The French Secretary of State for European Affairs, Clément Beaune, confirmed, Sunday February 28 on France Inter, that Berlin had informed Paris of its intention to classify the Moselle from Monday evening as a maximum risk zone due to Covid-19.
Germany will restrict crossings at its border from France, but renounce a virtual closure as with the Czech Republic and Austria.
“The French department of Moselle will be considered from March 2 at (midnight) as an area affected by the variants” of the coronavirus, the highest category in the risk scale in Germany for Covid-19, which has it three, the health ministry said.
As a result, from that date, people entering German territory “will have to present a negative PCR or antigen test”, he added.
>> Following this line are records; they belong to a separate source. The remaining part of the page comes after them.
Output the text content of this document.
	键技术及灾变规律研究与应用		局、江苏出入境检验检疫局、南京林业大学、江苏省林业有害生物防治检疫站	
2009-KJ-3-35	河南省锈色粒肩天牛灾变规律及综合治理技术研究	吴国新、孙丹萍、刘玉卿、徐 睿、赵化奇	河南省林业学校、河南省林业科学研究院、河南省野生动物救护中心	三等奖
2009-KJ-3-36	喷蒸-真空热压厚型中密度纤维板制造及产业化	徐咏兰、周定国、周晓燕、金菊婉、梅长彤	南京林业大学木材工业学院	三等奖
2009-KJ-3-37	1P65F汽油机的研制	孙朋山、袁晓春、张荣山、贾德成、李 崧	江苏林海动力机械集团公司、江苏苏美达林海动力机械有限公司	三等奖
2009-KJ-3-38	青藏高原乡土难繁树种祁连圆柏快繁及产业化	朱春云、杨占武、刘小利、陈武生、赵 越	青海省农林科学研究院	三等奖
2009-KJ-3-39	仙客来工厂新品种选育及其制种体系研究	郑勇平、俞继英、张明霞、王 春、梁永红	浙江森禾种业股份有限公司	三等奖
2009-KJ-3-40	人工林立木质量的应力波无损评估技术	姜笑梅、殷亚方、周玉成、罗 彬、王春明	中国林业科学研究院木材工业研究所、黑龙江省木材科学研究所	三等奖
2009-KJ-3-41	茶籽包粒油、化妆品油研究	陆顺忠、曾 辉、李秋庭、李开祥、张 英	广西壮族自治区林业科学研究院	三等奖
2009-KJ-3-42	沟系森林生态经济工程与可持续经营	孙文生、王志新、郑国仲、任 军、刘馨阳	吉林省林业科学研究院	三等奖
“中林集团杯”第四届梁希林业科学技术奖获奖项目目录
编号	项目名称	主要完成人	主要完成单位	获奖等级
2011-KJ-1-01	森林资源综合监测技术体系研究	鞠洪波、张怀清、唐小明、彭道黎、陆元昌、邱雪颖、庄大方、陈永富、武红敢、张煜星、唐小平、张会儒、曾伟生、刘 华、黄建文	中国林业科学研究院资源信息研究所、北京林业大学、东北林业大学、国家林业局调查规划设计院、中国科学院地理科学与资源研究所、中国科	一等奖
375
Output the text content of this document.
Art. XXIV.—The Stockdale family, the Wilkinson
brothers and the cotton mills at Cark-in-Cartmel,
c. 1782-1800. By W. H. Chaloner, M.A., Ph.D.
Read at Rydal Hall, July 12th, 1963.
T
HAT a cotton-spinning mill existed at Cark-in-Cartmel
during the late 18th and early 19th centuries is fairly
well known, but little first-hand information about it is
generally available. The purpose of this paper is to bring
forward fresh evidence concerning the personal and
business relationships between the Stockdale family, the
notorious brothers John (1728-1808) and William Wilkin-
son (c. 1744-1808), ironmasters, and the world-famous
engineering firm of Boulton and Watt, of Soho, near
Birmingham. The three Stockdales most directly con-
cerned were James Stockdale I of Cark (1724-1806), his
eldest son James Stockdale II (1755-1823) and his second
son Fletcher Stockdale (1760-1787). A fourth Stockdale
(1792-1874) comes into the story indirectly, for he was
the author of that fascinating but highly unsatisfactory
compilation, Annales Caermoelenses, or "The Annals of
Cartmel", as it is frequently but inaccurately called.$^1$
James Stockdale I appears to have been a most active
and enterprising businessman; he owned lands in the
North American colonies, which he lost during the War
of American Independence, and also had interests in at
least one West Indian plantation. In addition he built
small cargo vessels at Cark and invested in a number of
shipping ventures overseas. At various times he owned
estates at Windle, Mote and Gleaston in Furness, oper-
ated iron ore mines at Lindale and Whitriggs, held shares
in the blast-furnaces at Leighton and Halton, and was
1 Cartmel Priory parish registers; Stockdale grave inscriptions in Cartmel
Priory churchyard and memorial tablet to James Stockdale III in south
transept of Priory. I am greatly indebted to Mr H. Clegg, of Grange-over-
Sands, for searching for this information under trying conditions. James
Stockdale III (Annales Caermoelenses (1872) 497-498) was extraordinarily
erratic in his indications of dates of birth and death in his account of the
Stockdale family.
The prefecture said, Sunday at the end of the day, that a test of less than 48 hours will be mandatory from Tuesday for border workers.
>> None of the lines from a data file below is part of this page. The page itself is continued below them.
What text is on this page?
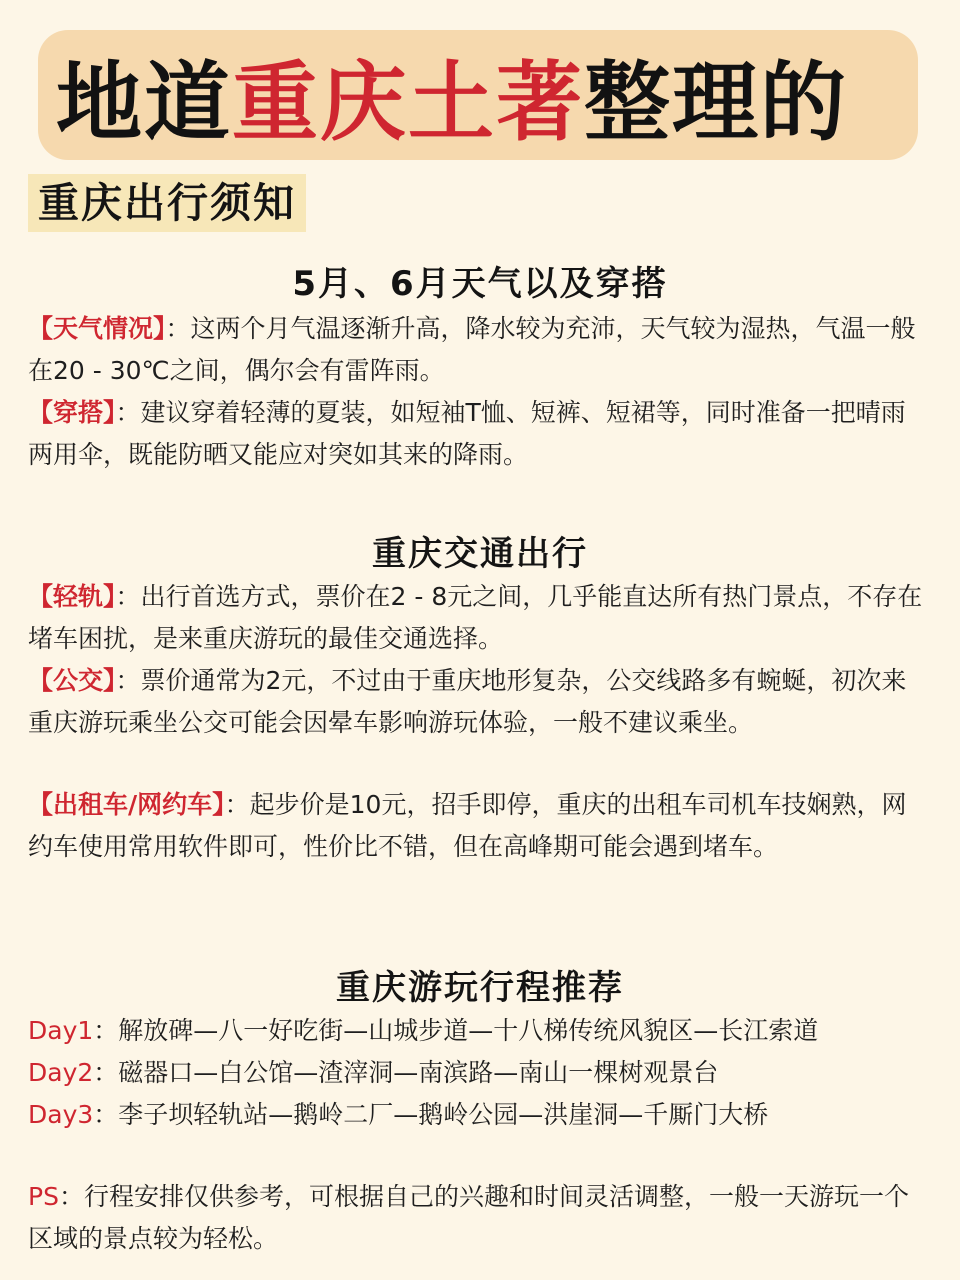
地道 重庆土著 整理的
重庆出行须知
5月、6月天气以及穿搭

【天气情况】：这两个月气温逐渐升高，降水较为充沛，天气较为湿热，气温一般在20 - 30℃之间，偶尔会有雷阵雨。

【穿搭】：建议穿着轻薄的夏装，如短袖T恤、短裤、短裙等，同时准备一把晴雨两用伞，既能防晒又能应对突如其来的降雨。

重庆交通出行

【轻轨】：出行首选方式，票价在2 - 8元之间，几乎能直达所有热门景点，不存在堵车困扰，是来重庆游玩的最佳交通选择。

【公交】：票价通常为2元，不过由于重庆地形复杂，公交线路多有蜿蜒，初次来重庆游玩乘坐公交可能会因晕车影响游玩体验，一般不建议乘坐。

【出租车/网约车】：起步价是10元，招手即停，重庆的出租车司机车技娴熟，网约车使用常用软件即可，性价比不错，但在高峰期可能会遇到堵车。

重庆游玩行程推荐

Day1：解放碑—八一好吃街—山城步道—十八梯传统风貌区—长江索道

Day2：磁器口—白公馆—渣滓洞—南滨路—南山一棵树观景台

Day3：李子坝轻轨站—鹅岭二厂—鹅岭公园—洪崖洞—千厮门大桥

PS：行程安排仅供参考，可根据自己的兴趣和时间灵活调整，一般一天游玩一个区域的景点较为轻松。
“The border will not be closed”
One thing is certain: Germany does not intend to introduce systematic customs controls at its border with the Moselle, unlike what it did in spring 2020 at the start of the pandemic at the French border. , which had created tensions with Paris and between the local populations. Contrary also to what Berlin already implemented in February with the Czech Republic and the Austrian Tyrol.
“The border will not be closed,” a spokesperson for the Ministry of the Interior told AFP on Sunday, in particular because the German regions bordering the Moselle, the Saar and Rhineland-Palatinate, did not have it. asked, but also because the regional authorities on both sides of the border “cooperate closely” on this issue.
Police checks must be random and within German territory in the border area, he said. France will therefore benefit from a form of preferential treatment.
Because the transition from a region into a variant zone “is a classification which normally implies – this is what Germany has done with regard to Austria or the Czech Republic – extremely strict measures of almost -closure of borders, “said Clément Beaune on France Inter.
Preferential treatment criticized by Austria
“We don’t want that” for the 16,000 border workers in Moselle, he said, adding that he was in discussions with Berlin to “try to mitigate these measures as much as possible”. He therefore suggested tests “which are not compulsory every day but every two or three days”.
The controls put in place by Germany with the Czech Republic and the Austrian region of Tyrol were for the same reasons as the Moselle: the fear of a new wave of Covid-19 contamination linked to variants of the virus, this has aroused criticism in Austria in particular but also from the European Union.
The European Commission, for its part, was moved to see free movement within the EU thus called into question.
At the border with the Moselle, “we must set an example and return to a lighter device”, argued Clément Beaune, arguing of a “cooperative Franco-German spirit” to “avoid returning to what we lived painfully “at the start of the pandemic.
This preferential treatment has already drawn negative comments from Austrian Chancellor Sebastian Kurz. “There are in Germany, depending on the geographical directions, differences in rigor in terms of border rules,” he regretted this weekend in an interview with the German daily Merkur.
“It is entirely appropriate in times of pandemic to lay a safety net with tests, masks, etc. But in my opinion this is not the case for measures which endanger the internal (European) market , which implies that people cannot go to their places of work or that families are separated, ”he said.